Qwest owns the lines and although has announced greater speeds planned for the Seattle area, few have received them. [1] Verizon tried to bring fiber-to-the-home, mostly on the outskirts of Seattle, and has since abandoned the market. [2] The city of Seattle studied fiber in 2005 but decided they need a partner. After Qwest and Verizon fell through, the mayor applied for Google's Fiber for Communities in 2010 [3], but didn't get it. Now in 2011, the only company delivering fiber in Seattle is... Comcast. [4] Qwest, now becoming CenturyLink, doesn't have any publicized current plans to improve service.

I'm not arguing that highspeed broadband is a right, but Comcast definitely has a chokehold on the majority of the Seattle broadband market.

[1] http://westseattleblog.com/forum/topic/whats-the-status-of-q...

[2] http://www.examiner.com/information-technology-in-seattle/ve...

[3] http://mayormcginn.seattle.gov/seattle-applies-for-google-fi...

[4] http://www.seattle.gov/broadband/


I won't claim that Seattle is a terrible place for broadband, but it's also not wine and roses.

On the cable side, Comcast "competes" with Broadstripe. Broadstripe has both terrible customer service and poor internet service. Broadstripe also happens to have a bunch of apartment and condo complexes covered in an exclusivity agreement. Broadstripe makes Comcast look great in almost every regard.

On the DSL side it's true that Speakeasy is available, but if you are willing to ignore customer service, Qwest DSL is almost always dramatically cheaper. It's a good option, but sometimes not available above 1.5mbps, even in extremely central areas like Belltown, which is a neighborhood of condos and apartments directly adjoining downtown.

I'm on Comcast residential now and I'm pretty happy with it compared to my past experiences with all the companies I mentioned above, but next time I move within Seattle I now know one of the top questions to ask is what kind of internet access options the place has.


Since Speakeasy was bought by Best Buy and then shuffled off into MegaPath's maw, their customer service has gotten progressively worse.
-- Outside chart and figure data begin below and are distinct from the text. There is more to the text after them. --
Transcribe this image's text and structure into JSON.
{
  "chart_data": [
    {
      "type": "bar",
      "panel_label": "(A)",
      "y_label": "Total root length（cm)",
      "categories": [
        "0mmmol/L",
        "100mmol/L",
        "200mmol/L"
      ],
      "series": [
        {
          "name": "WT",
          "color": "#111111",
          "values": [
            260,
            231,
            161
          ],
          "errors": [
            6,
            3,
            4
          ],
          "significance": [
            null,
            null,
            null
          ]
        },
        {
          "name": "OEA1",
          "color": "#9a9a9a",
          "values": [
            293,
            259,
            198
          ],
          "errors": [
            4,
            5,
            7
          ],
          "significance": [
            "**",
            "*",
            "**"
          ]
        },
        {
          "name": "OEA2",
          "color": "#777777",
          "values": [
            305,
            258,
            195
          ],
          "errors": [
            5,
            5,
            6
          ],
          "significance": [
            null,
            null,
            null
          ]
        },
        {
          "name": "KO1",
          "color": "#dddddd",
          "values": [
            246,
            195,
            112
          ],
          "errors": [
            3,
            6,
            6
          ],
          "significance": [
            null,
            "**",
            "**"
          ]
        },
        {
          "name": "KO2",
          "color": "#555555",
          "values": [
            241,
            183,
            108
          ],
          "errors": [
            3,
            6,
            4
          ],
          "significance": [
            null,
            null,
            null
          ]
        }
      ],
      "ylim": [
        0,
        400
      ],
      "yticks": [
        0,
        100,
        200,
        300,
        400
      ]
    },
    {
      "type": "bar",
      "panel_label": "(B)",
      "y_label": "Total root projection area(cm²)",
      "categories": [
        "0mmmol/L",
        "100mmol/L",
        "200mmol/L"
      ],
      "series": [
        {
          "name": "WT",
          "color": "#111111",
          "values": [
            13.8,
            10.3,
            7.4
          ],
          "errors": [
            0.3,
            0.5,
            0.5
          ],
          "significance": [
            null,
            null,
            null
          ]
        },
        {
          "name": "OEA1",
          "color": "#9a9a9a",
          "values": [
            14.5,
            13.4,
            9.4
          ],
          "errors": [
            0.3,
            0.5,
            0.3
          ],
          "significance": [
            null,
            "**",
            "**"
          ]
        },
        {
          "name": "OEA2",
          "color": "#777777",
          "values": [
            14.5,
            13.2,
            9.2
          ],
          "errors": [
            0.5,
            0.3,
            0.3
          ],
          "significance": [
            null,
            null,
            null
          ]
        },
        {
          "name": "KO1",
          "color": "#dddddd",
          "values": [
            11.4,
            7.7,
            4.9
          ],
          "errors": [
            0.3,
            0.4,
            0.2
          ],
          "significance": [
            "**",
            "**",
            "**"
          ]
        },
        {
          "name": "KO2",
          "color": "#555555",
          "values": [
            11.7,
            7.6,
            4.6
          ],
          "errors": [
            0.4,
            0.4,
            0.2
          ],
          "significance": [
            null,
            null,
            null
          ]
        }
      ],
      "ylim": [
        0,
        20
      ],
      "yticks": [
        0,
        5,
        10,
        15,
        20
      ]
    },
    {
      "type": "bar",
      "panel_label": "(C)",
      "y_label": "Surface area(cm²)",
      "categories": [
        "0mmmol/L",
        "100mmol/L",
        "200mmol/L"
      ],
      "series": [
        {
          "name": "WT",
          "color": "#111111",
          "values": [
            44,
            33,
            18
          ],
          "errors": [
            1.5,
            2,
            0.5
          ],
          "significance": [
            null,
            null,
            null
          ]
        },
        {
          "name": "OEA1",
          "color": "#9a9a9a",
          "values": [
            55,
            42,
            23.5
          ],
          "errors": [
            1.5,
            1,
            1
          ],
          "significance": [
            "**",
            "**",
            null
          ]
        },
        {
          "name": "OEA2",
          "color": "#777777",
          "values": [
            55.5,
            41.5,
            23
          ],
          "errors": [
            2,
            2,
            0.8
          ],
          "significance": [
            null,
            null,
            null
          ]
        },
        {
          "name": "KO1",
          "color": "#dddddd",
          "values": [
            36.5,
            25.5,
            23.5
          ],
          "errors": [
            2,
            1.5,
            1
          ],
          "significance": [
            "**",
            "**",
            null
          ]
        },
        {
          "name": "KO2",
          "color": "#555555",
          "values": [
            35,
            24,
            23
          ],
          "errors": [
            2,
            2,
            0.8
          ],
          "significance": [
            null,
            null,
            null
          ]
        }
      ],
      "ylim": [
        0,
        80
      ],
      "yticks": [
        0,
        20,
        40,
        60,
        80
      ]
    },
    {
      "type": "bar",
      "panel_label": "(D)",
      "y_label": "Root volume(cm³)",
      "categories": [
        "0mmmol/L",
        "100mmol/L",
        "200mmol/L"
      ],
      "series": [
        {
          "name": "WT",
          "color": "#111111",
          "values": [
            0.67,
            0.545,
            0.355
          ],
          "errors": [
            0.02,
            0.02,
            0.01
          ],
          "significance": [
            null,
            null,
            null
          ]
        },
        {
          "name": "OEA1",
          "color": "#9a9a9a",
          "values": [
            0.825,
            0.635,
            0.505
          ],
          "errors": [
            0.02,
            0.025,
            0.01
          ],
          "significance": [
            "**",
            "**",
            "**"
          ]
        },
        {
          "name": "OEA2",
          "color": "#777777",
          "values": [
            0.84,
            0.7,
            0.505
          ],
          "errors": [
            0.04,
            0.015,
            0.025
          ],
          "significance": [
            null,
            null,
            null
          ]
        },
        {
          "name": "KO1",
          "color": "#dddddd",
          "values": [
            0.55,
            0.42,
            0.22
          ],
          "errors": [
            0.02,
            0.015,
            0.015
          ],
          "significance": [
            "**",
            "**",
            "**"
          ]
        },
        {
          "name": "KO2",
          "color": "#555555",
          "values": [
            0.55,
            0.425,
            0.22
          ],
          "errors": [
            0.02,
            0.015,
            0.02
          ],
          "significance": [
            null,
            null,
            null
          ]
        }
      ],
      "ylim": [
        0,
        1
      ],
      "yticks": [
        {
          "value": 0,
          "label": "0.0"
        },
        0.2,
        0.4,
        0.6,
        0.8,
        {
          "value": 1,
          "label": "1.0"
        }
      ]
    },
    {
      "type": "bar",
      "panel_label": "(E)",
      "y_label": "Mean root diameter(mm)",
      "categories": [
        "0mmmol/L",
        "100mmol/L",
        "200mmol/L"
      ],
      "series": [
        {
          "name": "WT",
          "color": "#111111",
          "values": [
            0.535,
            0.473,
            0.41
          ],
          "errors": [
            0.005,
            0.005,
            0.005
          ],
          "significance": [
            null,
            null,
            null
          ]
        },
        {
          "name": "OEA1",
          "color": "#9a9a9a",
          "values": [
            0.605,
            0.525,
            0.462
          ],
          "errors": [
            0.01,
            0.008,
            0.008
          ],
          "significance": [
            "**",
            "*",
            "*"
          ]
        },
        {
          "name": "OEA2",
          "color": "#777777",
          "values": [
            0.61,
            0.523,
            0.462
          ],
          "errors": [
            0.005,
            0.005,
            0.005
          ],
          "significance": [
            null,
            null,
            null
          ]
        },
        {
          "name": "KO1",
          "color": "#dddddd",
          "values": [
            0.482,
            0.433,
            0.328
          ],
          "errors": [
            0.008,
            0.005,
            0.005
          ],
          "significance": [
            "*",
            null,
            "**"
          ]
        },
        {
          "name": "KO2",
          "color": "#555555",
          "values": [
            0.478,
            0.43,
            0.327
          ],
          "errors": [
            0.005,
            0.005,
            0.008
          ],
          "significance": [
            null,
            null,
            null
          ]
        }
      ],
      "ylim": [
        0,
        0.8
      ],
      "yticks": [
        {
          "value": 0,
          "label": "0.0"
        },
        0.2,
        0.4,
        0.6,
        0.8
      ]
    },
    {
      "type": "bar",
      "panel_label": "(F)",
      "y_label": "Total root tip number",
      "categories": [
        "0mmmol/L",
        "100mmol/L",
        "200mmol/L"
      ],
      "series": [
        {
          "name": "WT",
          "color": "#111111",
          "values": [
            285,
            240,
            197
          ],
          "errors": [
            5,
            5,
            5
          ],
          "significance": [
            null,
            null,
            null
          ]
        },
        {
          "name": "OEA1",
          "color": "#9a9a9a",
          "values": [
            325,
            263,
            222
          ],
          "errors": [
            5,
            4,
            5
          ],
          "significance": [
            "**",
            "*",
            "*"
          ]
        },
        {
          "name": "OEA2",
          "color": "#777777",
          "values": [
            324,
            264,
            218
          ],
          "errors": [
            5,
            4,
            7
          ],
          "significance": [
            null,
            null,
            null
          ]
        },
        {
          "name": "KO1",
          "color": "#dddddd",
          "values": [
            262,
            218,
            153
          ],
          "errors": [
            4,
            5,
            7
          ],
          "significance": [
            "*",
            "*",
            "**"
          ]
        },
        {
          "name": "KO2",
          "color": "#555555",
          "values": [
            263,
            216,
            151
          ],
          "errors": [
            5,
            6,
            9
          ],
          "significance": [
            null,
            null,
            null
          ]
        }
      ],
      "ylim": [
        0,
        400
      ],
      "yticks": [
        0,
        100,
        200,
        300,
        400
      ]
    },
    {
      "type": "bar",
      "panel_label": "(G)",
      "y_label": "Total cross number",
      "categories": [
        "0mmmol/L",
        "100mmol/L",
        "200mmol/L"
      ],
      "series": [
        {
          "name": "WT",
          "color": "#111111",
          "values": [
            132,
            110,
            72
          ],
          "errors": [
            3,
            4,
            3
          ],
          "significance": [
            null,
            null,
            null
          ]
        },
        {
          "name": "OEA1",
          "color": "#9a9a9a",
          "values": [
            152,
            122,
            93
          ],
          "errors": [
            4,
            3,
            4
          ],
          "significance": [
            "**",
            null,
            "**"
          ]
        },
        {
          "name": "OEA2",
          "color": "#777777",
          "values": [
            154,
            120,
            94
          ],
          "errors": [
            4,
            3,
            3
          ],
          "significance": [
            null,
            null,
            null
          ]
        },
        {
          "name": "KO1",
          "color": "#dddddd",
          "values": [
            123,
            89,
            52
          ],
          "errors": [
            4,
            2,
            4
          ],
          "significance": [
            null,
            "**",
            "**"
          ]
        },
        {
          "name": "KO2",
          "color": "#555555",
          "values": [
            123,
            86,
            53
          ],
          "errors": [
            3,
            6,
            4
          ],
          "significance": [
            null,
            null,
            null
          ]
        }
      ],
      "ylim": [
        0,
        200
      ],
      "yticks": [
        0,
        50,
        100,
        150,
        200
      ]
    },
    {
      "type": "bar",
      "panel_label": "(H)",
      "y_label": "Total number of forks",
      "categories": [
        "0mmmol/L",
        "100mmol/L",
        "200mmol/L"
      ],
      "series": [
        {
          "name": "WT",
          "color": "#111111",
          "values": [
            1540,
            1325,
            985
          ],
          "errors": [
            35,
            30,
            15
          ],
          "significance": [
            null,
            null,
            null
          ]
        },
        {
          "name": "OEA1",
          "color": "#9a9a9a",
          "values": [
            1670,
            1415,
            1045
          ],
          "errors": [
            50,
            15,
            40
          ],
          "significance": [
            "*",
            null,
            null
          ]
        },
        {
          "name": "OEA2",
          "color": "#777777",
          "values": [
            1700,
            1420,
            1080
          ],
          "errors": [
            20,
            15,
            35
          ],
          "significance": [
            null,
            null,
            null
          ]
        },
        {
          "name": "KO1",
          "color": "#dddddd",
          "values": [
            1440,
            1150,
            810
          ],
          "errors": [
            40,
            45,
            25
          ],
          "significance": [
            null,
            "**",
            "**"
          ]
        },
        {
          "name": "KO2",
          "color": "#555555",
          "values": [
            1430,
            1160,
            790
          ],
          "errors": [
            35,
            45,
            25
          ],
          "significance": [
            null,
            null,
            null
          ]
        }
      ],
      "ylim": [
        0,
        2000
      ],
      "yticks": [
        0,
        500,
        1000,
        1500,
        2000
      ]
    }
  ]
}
Qwest's customer service is OK as long as you're willing to learn the right magic phrases that they use. That's the hard part. On the flip side, their field techs have always been uniformly competent when I've dealt with them in spite of having to cope with the massive wad of bureaucracy that goes along with working for a huge telecom company.

DSL in general is slow in Seattle because the city hasn't spent much effort in upgrading its (or encouraging telecoms to upgrade their) old copper telecom infrastructure. When line lengths aren't just really long, they're often running over corroding 40 and 50 year-old copper. In about half the buildings I've lived in, the NID was still the very old nut-and-bolt screw down terminal style interfaces. 66 and 110 blocks? What are those?


Here here. I have had Speakeasy since 1999. I used to love them with a passion. But over the years, they've basically stood still. My bandwidth has never increased, even when they said I could get 15 MB down. That turned out to not be possible (Major packet loss, unreliable connection). So, here I am paying the same amount I paid in 1999 for the same bandwidth I had in 2000. $100 a month for 3.0/768.

I hate it! But there are no other options in my neighborhood, except Comcast. I even live in Oakland. If I was in SF, I could get Astound, which I hear is awesome. But in Oakland, where I live, it's Comcast or something super inferior.

Speakeasy has had about 10X more outages this year than they have had over the past 12 years, BTW.


Yes, I do and I teach all my friends.


It's the people that inflate their own importance and think the government would actually monitor their every move. Sure, you do business with someone from the ME they might check up on you but once they figure out you're just a web developer they're going to move on to bigger fish.

The government has actual work to do.